An active member of associations and institutions, he was President of the International Confederation of Popular Banks from 2012 to 2015 and President of the Francophone Telecommunications Regulation Network (FRATEL) between 2005 and 2006.

=== President of the Banque Centrale Populaire ===
In February 2008, King Mohammed VI appointed him president and CEO of the Banque Centrale Populaire du Maroc, a position he held until his appointment as Minister in August 2018.

He was also, at the time, a director of the Union of Arab and French Banks and chairman of the Board of Directors of the Chaabi Bank of Morocco. He is also Chairman of Maroc Leasing since 2010 and a director of Nexans Maroc.

He is a member of the Economic, Social and Environmental Council, of the Boards of the Mohammed V Foundation for Solidarity and of the Mohammed VI Foundation for the Protection of the Environment.

=== Minister of Finance ===
On 20 August 2018 he was appointed Minister of Economy, Finance and Administration Reform by King Mohammed VI. He replaced Mohamed Boussaïd, who was dismissed on 1 August 2018.

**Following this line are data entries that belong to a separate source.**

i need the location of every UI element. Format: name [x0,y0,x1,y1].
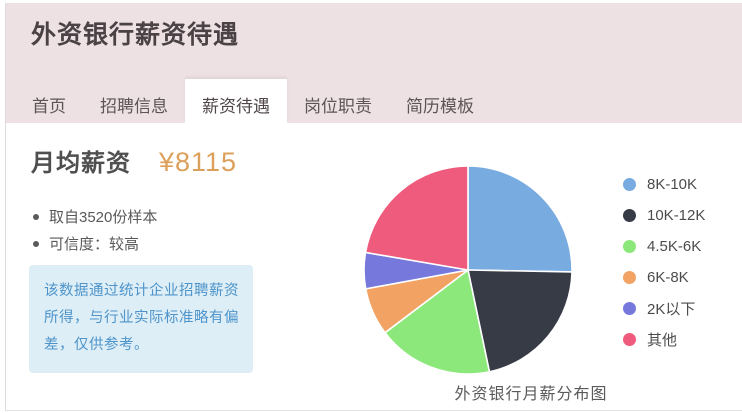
sample-size-text: 取自3520份样本 [49,209,158,226]
legend-dot-icon [623,209,636,222]
legend-label: 2K以下 [647,301,696,318]
pie-slice-10K-12K [467,269,573,373]
tab-recruit-info[interactable]: 招聘信息 [100,96,168,116]
tab-home[interactable]: 首页 [32,96,66,116]
confidence-item: 可信度：较高 [33,230,157,257]
legend-item: 4.5K-6K [623,231,705,262]
legend-item: 8K-10K [623,169,705,200]
chart-caption: 外资银行月薪分布图 [454,386,608,403]
legend-label: 10K-12K [647,207,706,224]
pie-slice-8K-10K [467,165,573,273]
average-salary-amount: ¥8115 [159,147,238,177]
tab-resume-template[interactable]: 简历模板 [406,96,474,116]
salary-facts-list: 取自3520份样本 可信度：较高 [33,203,157,257]
average-salary-row: 月均薪资 ¥8115 [31,143,237,178]
legend-label: 其他 [647,332,678,349]
confidence-text: 可信度：较高 [49,236,140,253]
tab-salary[interactable]: 薪资待遇 [185,79,287,123]
bullet-icon [33,213,39,220]
pie-slice-4.5K-6K [384,269,491,375]
legend-item: 其他 [623,324,705,355]
legend-dot-icon [623,302,636,315]
legend-label: 8K-10K [647,176,698,193]
pie-slice-其他 [364,165,469,271]
average-salary-label: 月均薪资 [31,150,131,177]
legend-dot-icon [623,178,636,191]
legend-dot-icon [623,271,636,284]
legend-label: 6K-8K [647,269,689,286]
sample-size-item: 取自3520份样本 [33,203,157,230]
legend-item: 10K-12K [623,200,705,231]
legend-item: 2K以下 [623,293,705,324]
legend-dot-icon [623,333,636,346]
legend-item: 6K-8K [623,262,705,293]
salary-distribution-pie-chart [363,165,573,375]
legend-label: 4.5K-6K [647,238,702,255]
page-header: 外资银行薪资待遇 首页 招聘信息 薪资待遇 岗位职责 简历模板 [6,3,742,123]
legend-dot-icon [623,240,636,253]
page-title: 外资银行薪资待遇 [31,21,240,49]
bullet-icon [33,240,39,247]
tab-job-duties[interactable]: 岗位职责 [304,96,372,116]
tab-bar: 首页 招聘信息 薪资待遇 岗位职责 简历模板 [6,79,742,123]
page-frame: 外资银行薪资待遇 首页 招聘信息 薪资待遇 岗位职责 简历模板 月均薪资 ¥81… [5,3,742,411]
disclaimer-note: 该数据通过统计企业招聘薪资所得，与行业实际标准略有偏差，仅供参考。 [29,265,253,373]
chart-legend: 8K-10K 10K-12K 4.5K-6K 6K-8K 2K以下 其他 [623,169,705,355]
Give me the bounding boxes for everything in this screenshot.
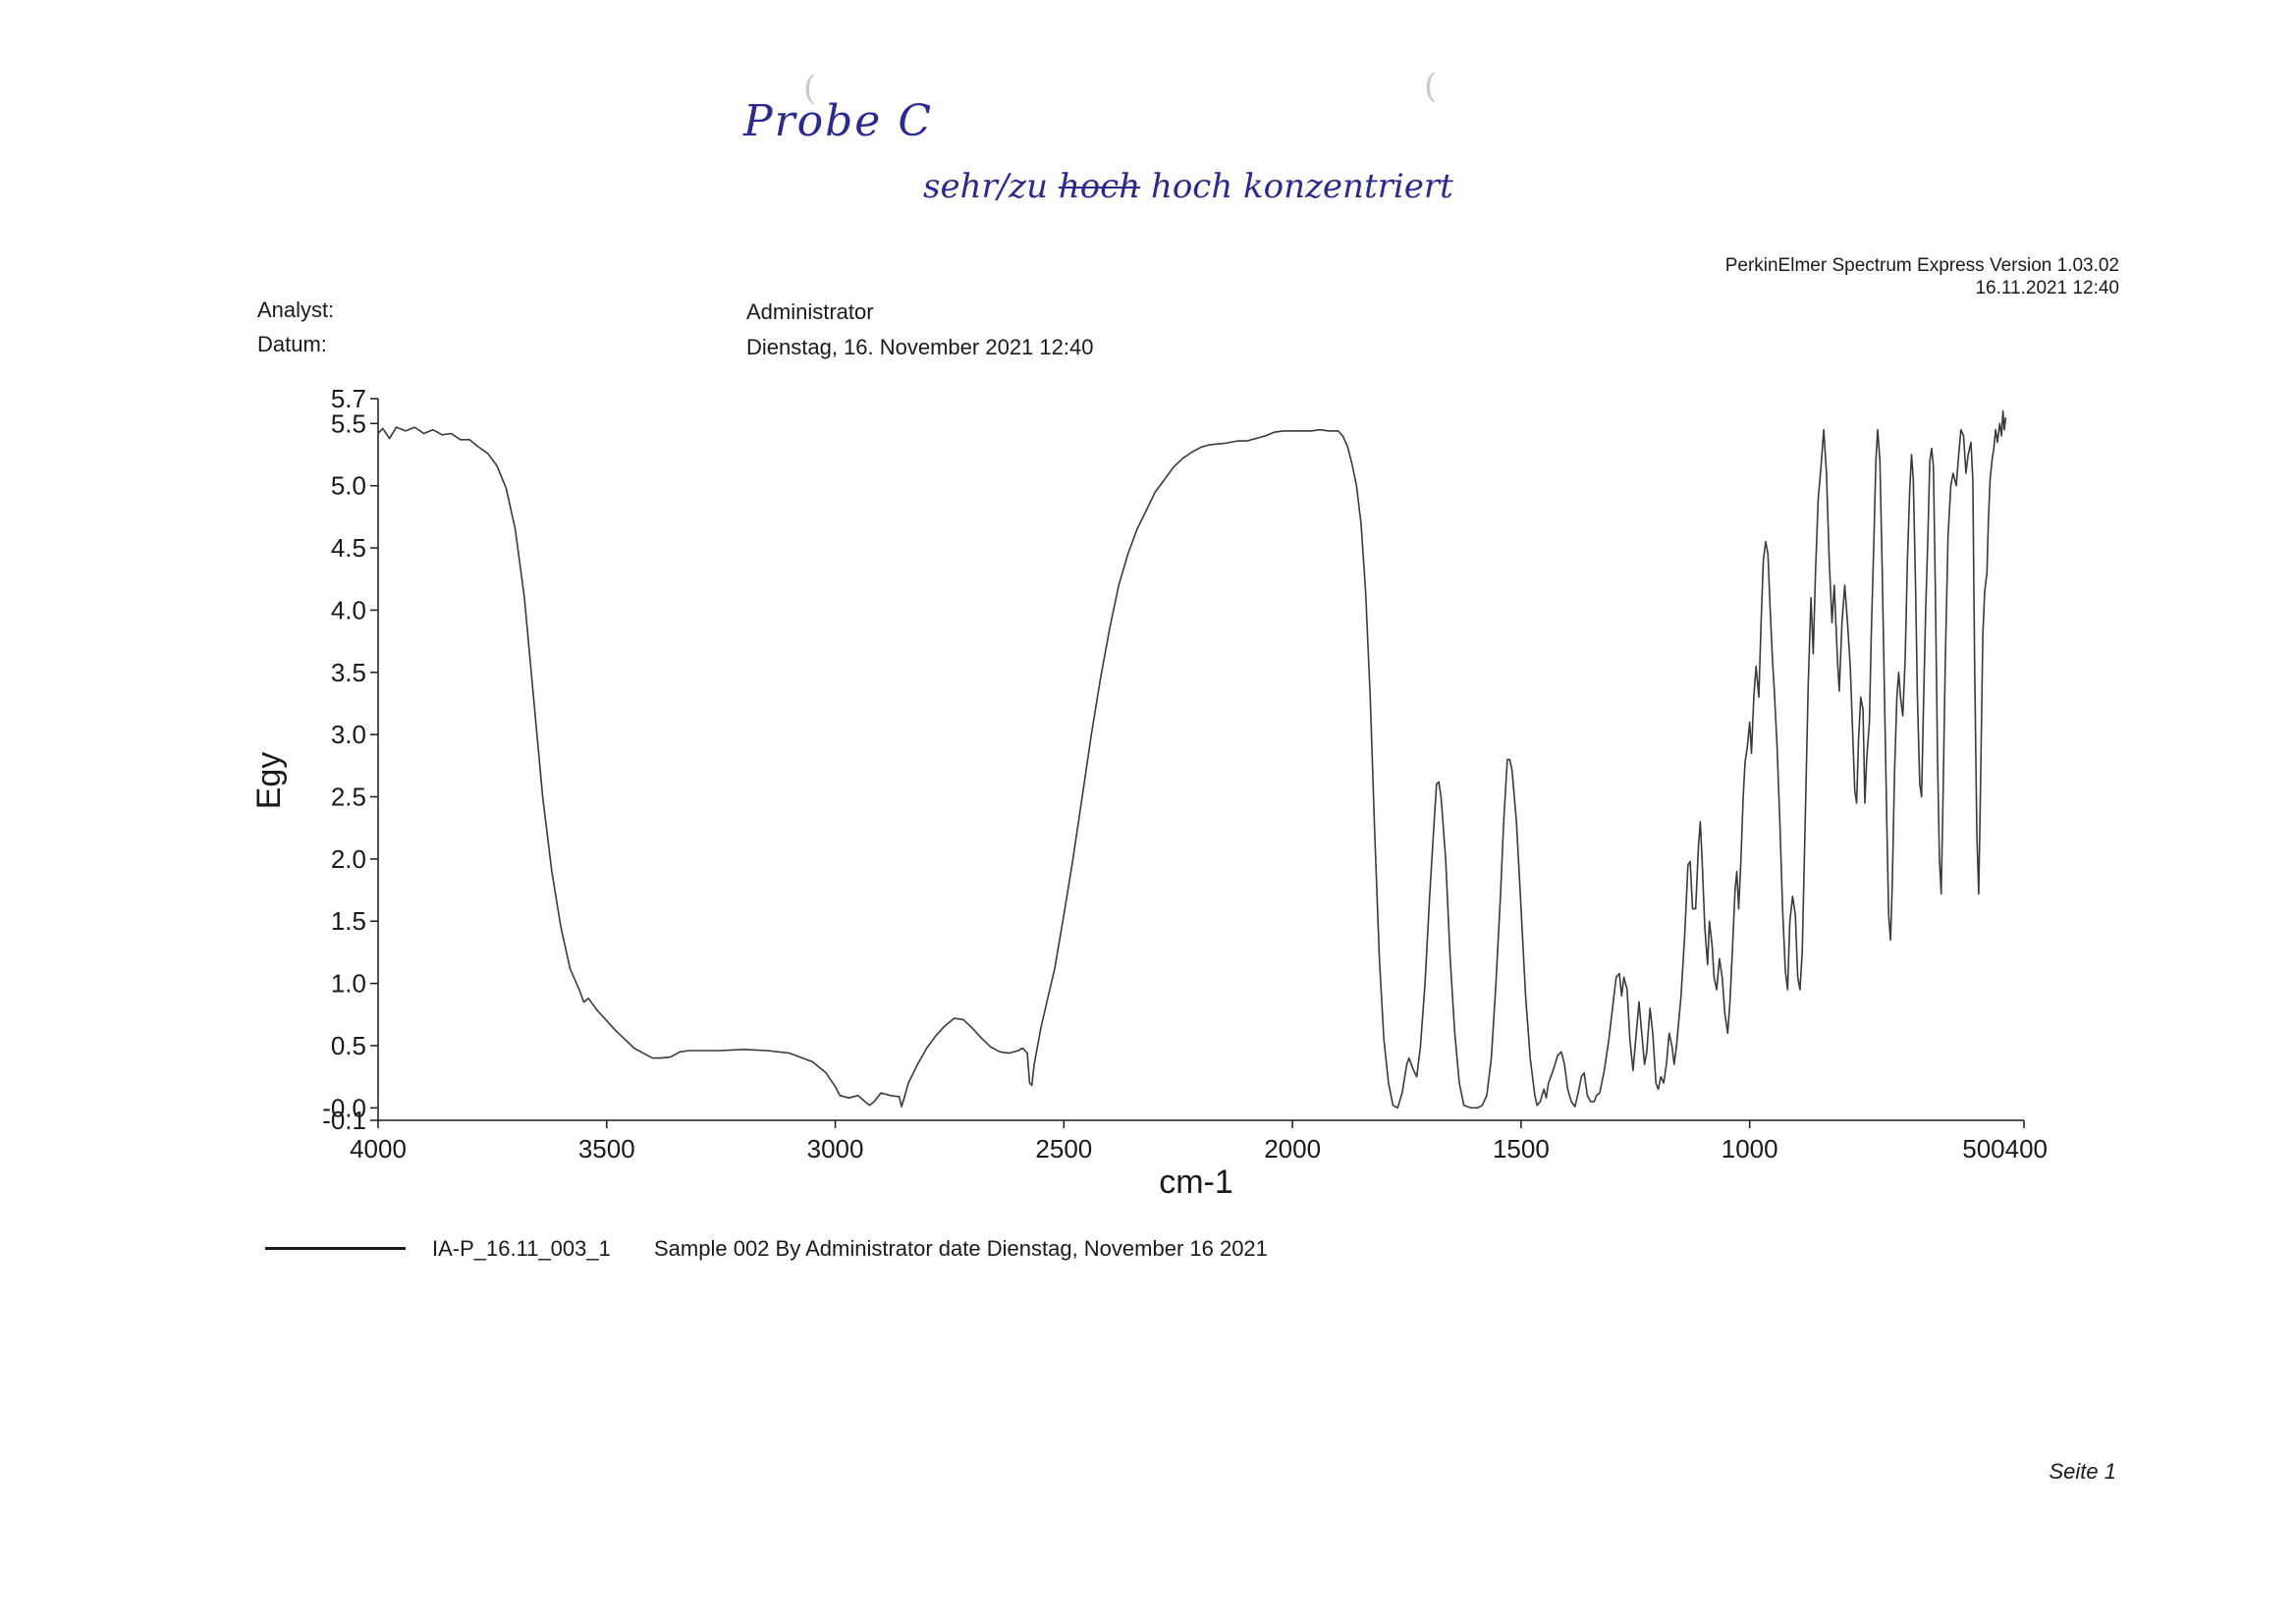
handwritten-note-sample: Probe C (743, 96, 933, 146)
handwritten-note-concentration: sehr/zu hoch hoch konzentriert (923, 167, 1453, 206)
x-tick-label: 3000 (807, 1134, 864, 1164)
y-tick-label: 5.0 (331, 471, 366, 501)
handwritten-note-part-1: sehr/zu (923, 167, 1048, 206)
print-timestamp: 16.11.2021 12:40 (1975, 278, 2119, 298)
x-axis-ticks: 4000 3500 3000 2500 2000 1500 1000 500400 (350, 1120, 2048, 1164)
legend-file-name: IA-P_16.11_003_1 (432, 1236, 611, 1261)
y-tick-label: 4.0 (331, 595, 366, 624)
y-tick-label: 0.5 (331, 1031, 366, 1060)
y-tick-label: 2.0 (331, 844, 366, 874)
y-tick-label: 1.0 (331, 969, 366, 999)
x-tick-label: 2000 (1264, 1134, 1321, 1164)
y-tick-label: 2.5 (331, 783, 366, 812)
x-tick-label: 4000 (350, 1134, 407, 1164)
faint-paren-mark: ( (1424, 67, 1438, 106)
y-tick-label: -0.0 (322, 1093, 366, 1122)
analyst-value: Administrator (746, 299, 874, 324)
software-version: PerkinElmer Spectrum Express Version 1.0… (1724, 255, 2119, 276)
y-tick-label: 3.5 (331, 658, 366, 687)
x-tick-label: 3500 (578, 1134, 635, 1164)
y-axis-ticks: 5.75.5 5.0 4.5 4.0 3.5 3.0 2.5 2.0 1.5 1.0 0.5 -0.0… (322, 384, 378, 1135)
date-value: Dienstag, 16. November 2021 12:40 (746, 335, 1094, 359)
date-label: Datum: (257, 332, 327, 356)
analyst-label: Analyst: (257, 298, 335, 322)
x-tick-label: 500400 (1962, 1134, 2048, 1164)
y-tick-label: -0.1 (322, 1106, 366, 1135)
page-number: Seite 1 (2049, 1459, 2117, 1484)
handwritten-struck-word: hoch (1058, 167, 1141, 206)
y-tick-label: 3.0 (331, 720, 366, 749)
x-axis-label: cm-1 (1159, 1164, 1233, 1201)
legend-line-swatch (265, 1247, 406, 1250)
x-tick-label: 2500 (1035, 1134, 1092, 1164)
spectrum-line (377, 409, 2007, 1110)
y-tick-label: 1.5 (331, 906, 366, 936)
y-tick-label: 5.7 (331, 384, 366, 413)
x-tick-label: 1000 (1722, 1134, 1778, 1164)
x-tick-label: 1500 (1493, 1134, 1550, 1164)
faint-paren-mark: ( (803, 69, 817, 108)
y-tick-label: 5.5 (331, 408, 366, 438)
y-tick-label: 4.5 (331, 533, 366, 563)
handwritten-note-part-2: hoch konzentriert (1150, 167, 1453, 206)
y-axis-label: Egy (250, 752, 288, 810)
chart-series (377, 409, 2007, 1110)
legend-description: Sample 002 By Administrator date Diensta… (654, 1236, 1268, 1261)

=== Ambassador of Morocco to France ===
On 17 October 2021 he was appointed Ambassador of Morocco to France. He took office on 7 January 2022. On 19 January 2023, the Ministry of Foreign Affairs of Morocco officially announced the termination of Benchaaboun's duties as ambassador.

=== Director General of the Mohammed VI Investment Fund ===
On 18 October 2022, Benchaaboun was appointed the Director General of the Mohammed VI Investment Fund by King Mohamed VI.

===Chairman of the board of directors of Maroc Telecom===

On 25 February, Benchaaboun was appointed to chairman of the board Maroc Telecom, replacing Abdeslam Ahizoune who was dismissed from that position. His term is set to two years, to last until March 2027, as part of a board renewal process, with the current members’ terms expiring on March 1, 2025.

== Personal life ==
Benchaaboun is married and has two children.